Key Laboratory of Deep Coal Resource Mining, School of Mines, Ministry of Education of China, China University of Mining and Technology, Xuzhou 221116, China.
State Key Laboratory of Coal Resources and Mine Safety, China University of Mining and Technology, Xuzhou 221116, China.
Int J Environ Res Public Health. 2018 Nov 14;15(11):2555. doi: 10.3390/ijerph15112555.

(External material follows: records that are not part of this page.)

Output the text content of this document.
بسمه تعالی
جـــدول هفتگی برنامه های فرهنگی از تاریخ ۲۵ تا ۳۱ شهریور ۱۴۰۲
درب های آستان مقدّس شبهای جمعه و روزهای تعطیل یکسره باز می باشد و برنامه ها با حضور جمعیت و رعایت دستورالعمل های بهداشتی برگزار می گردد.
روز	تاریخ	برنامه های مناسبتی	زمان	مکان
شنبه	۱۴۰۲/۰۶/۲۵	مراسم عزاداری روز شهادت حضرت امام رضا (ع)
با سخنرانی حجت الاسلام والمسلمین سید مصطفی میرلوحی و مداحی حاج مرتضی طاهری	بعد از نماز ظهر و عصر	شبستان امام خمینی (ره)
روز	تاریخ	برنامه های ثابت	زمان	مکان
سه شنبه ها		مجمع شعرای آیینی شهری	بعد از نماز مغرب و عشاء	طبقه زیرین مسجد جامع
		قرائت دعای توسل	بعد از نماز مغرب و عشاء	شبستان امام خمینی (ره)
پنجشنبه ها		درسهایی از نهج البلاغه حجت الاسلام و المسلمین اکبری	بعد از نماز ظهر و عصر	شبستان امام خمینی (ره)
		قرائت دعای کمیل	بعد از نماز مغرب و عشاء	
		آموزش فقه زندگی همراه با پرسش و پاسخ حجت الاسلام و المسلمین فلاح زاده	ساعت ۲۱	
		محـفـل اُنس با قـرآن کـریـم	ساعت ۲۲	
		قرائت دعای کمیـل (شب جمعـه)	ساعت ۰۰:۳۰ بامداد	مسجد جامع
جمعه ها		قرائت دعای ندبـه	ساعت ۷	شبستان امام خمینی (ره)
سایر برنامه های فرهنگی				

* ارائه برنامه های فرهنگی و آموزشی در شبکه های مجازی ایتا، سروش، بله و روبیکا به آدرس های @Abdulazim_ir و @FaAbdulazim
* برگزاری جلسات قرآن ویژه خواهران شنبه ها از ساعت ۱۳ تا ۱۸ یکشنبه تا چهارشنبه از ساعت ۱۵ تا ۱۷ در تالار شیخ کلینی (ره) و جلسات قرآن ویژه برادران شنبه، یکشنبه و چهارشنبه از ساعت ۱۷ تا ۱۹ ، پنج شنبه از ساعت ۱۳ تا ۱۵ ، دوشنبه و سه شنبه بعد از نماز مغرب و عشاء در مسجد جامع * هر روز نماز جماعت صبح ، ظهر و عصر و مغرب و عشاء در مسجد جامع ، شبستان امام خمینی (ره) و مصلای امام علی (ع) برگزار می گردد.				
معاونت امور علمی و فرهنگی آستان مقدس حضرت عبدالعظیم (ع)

Most of the research on mental fatigue evaluation has mainly concentrated on some indexes that require sophisticated and large instruments that make the detection of mental fatigue cumbersome, time-consuming, and difficult to apply on a large scale. A quick and sensitive mental fatigue detection index is necessary so that mentally fatigued workers can be alerted in time and take corresponding countermeasures. However, to date, no studies have compared the sensitivity of common objective evaluation indexes. To solve these problems, this study recruited 56 human subjects. These subjects were evaluated using six fatigue indexes: the Stanford sleepiness scale, digital span, digital decoding, short-term memory, critical flicker fusion frequency (CFF), and speed perception deviation. The results of the fatigue tests before and after mental fatigue were compared, and a one-way analysis of variance (ANOVA) was performed on the speed perception deviation. The results indicated the significance of this index. Considering individual differences, the relative fatigue index (RFI) was proposed to compare the sensitivity of the indexes. The results showed that when the self-rated fatigue grade changed from non-fatigue to mild fatigue, the ranges of RFI values for digital span, digital decoding, short-term memory, and CFF were 0.175⁻0.258, 0.194⁻0.316, 0.068⁻0.139, and 0.055⁻0.075, respectively. Correspondingly, when the self-rated fatigue grade changed to severe fatigue, the ranges of RFI values for the above indexes were 0.415⁻0.577, 0.482⁻0.669, 0.329⁻0.396, and 0.114⁻0.218, respectively. These results suggest that the sensitivity of the digital decoding, digital span, short-term memory, and CFF decreased sequentially when the self-evaluated fatigue grade changed from no fatigue to mild or severe fatigue. The RFI individuality of the speed perception deviation is highly variable and is not suitable as an evaluation index. In mental fatigue testing, digital decoding testing can provide faster, more convenient, and more accurate results.
大多数关于精神疲劳评估的研究主要集中在一些需要复杂和大型仪器的指标上,这使得精神疲劳的检测变得繁琐、耗时且难以大规模应用。因此,有必要找到一个快速而敏感的精神疲劳检测指标,以便及时提醒精神疲劳的工人并采取相应的对策。然而,迄今为止,尚无研究比较常用客观评估指标的敏感性。为了解决这些问题,本研究招募了 56 名受试者。这些受试者使用六个疲劳指标进行评估:斯坦福嗜睡量表、数字跨度、数字解码、短期记忆、临界闪烁融合频率(CFF)和速度感知偏差。比较了精神疲劳前后的疲劳测试结果,并对速度感知偏差进行了单向方差分析(ANOVA)。结果表明该指标具有显著意义。考虑到个体差异,提出了相对疲劳指数(RFI)来比较各指标的敏感性。结果表明,当自我评估的疲劳等级从非疲劳变为轻度疲劳时,数字跨度、数字解码、短期记忆和 CFF 的 RFI 值范围分别为 0.175-0.258、0.194-0.316、0.068-0.139 和 0.055-0.075。相应地,当自我评估的疲劳等级变为严重疲劳时,上述指标的 RFI 值范围分别为 0.415-0.577、0.482-0.669、0.329-0.396 和 0.114-0.218。这些结果表明,当自我评估的疲劳等级从无疲劳变为轻度或重度疲劳时,数字解码、数字跨度、短期记忆和 CFF 的敏感性依次降低。速度感知偏差的 RFI 个体差异很大,不适合作为评估指标。在精神疲劳测试中,数字解码测试可以提供更快、更方便和更准确的结果。